Jarkko nos contou que, numa de suas passagens por Paris, flanando sozinho, entrou na livraria Shakespeare and company. Após resistir à tentação de “passar a mão” numa primeira edição de Scott Fitzgerald, recomeçou o passeio até estancar de frente à igreja de Saint-Séverin. Entrou no templo gótico flamboyant e abismado com os vitrais, o bosque de colunas, os ornamentos, sentou num banco para descansar da caminhada mochila às costas. Reparou em torno. Não havia mais ninguém. Ainda ruminava o Paris é uma festa, lido à noite passada, de um Hemingway que fazia ponto naquela livraria antológica. Foi quando ouviu o órgão jorrar uma peça de Bach, enquanto no vitral dos apóstolos, São Pedro, túnica verde, testemunhava a cena empunhando uma chave. O poeta pensou ser aquilo o sinal de uma mensagem encoberta. A música escorria na matemática inebriante do compositor e, meio hipnotizado, Jarkko ficou ali quase toda uma tarde. E saiu reconhecido ao organista misterioso que certamente ensaiava para um próximo recital.
O concerto mais emocionante ao qual havia assistido, confessou.

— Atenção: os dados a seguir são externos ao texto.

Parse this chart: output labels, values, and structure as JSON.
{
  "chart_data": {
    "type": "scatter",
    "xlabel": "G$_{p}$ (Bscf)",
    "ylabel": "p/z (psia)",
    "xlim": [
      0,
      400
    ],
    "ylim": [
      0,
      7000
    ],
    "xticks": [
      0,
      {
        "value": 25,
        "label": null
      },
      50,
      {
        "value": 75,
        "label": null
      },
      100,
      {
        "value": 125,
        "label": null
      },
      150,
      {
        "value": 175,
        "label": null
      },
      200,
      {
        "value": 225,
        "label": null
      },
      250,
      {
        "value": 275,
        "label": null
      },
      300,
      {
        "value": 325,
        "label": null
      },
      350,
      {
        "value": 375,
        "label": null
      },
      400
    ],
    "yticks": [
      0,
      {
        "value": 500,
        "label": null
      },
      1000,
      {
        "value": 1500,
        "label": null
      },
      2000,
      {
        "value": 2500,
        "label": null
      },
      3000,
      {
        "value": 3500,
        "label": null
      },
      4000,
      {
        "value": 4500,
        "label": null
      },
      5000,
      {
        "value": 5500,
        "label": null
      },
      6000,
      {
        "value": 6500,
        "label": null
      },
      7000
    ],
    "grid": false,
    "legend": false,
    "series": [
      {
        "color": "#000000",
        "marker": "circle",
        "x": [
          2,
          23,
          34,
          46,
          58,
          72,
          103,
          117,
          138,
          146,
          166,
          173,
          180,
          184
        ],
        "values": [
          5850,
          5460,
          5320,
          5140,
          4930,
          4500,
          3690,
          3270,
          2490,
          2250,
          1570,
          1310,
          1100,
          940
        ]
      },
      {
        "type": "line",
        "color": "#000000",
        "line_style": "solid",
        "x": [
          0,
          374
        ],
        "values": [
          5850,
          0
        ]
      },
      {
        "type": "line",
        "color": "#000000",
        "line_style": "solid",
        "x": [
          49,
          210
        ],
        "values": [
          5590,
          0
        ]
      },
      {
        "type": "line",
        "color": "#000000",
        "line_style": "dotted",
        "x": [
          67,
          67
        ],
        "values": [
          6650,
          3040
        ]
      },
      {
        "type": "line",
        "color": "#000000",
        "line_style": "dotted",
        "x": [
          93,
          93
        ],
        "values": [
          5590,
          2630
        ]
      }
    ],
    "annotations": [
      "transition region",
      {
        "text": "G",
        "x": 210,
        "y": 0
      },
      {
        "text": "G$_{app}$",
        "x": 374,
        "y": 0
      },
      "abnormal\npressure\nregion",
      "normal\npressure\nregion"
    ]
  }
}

E um dos lances mais “congelantes” de suas andanças.
– Um barato!
(“Congelante” é seu jeito de intrometer na conversa expressões de quem vem de país gelado e, depois, mesclá-los aos da gíria brasileira aprendida com a namorada.)
Um dos folhetos na entrada da igreja explicava que São Vicente de Paulo – santo dos pobres e fundador da ordem das Irmãs de Caridade –, costumava acolher ali crianças abandonadas.
– Quem sabe, sou uma delas! – comentou Jarkko, rindo.
Aquela sua história serviu de mote a uma conversa sobre o quanto somos amoldados pelo espaço. Depois de ter passado mais de seis horas na igreja, era como se houvesse transcorrido apenas alguns minutos. Além de ter se sentido íntimo daquelas paredes a lhe debruçarem sobre o lado de fora do tempo.
Há locais com essa espécie de aura. Pode ser uma igreja ou um bar. Exemplo do boteco sujo, sem charme, com clientela cativa. De repente, o dono cisma que ficou rico, resolve mudar de ponto e acaba falido. Não compreende que num ambiente de bar como aquele até barata passeando pela calçada servia de mote a uma conversa regada a chope.
Fenômeno idêntico ao de quando entramos numa igreja ou num jardim árabe concebidos para a meditação e nos vemos transportados para uma outra esfera. Mesmo não havendo o som de um órgão, sentimo-nos tocados por uma música secreta, trazida ao nosso “ouvido de dentro”. E tanto pode ser uma cantata de Bach como um “desafino” de João Gilberto.
Somos tomados por uma sensação semelhante, quando participamos de uma cerimônia do Candomblé e observamos “baixar o santo”. Prometi a Jarkko que lhe daria de presente um livro da fotógrafa Roberta Guimarães, cujas imagens registram essas manifestações de raízes africanas e dão uma ideia do ambiente, adereços e rituais que costumam desembocar em transes.
– E caso queira se aprofundar no assunto, fique sabendo que em Lisboa já existe terreiro! – disse-lhe.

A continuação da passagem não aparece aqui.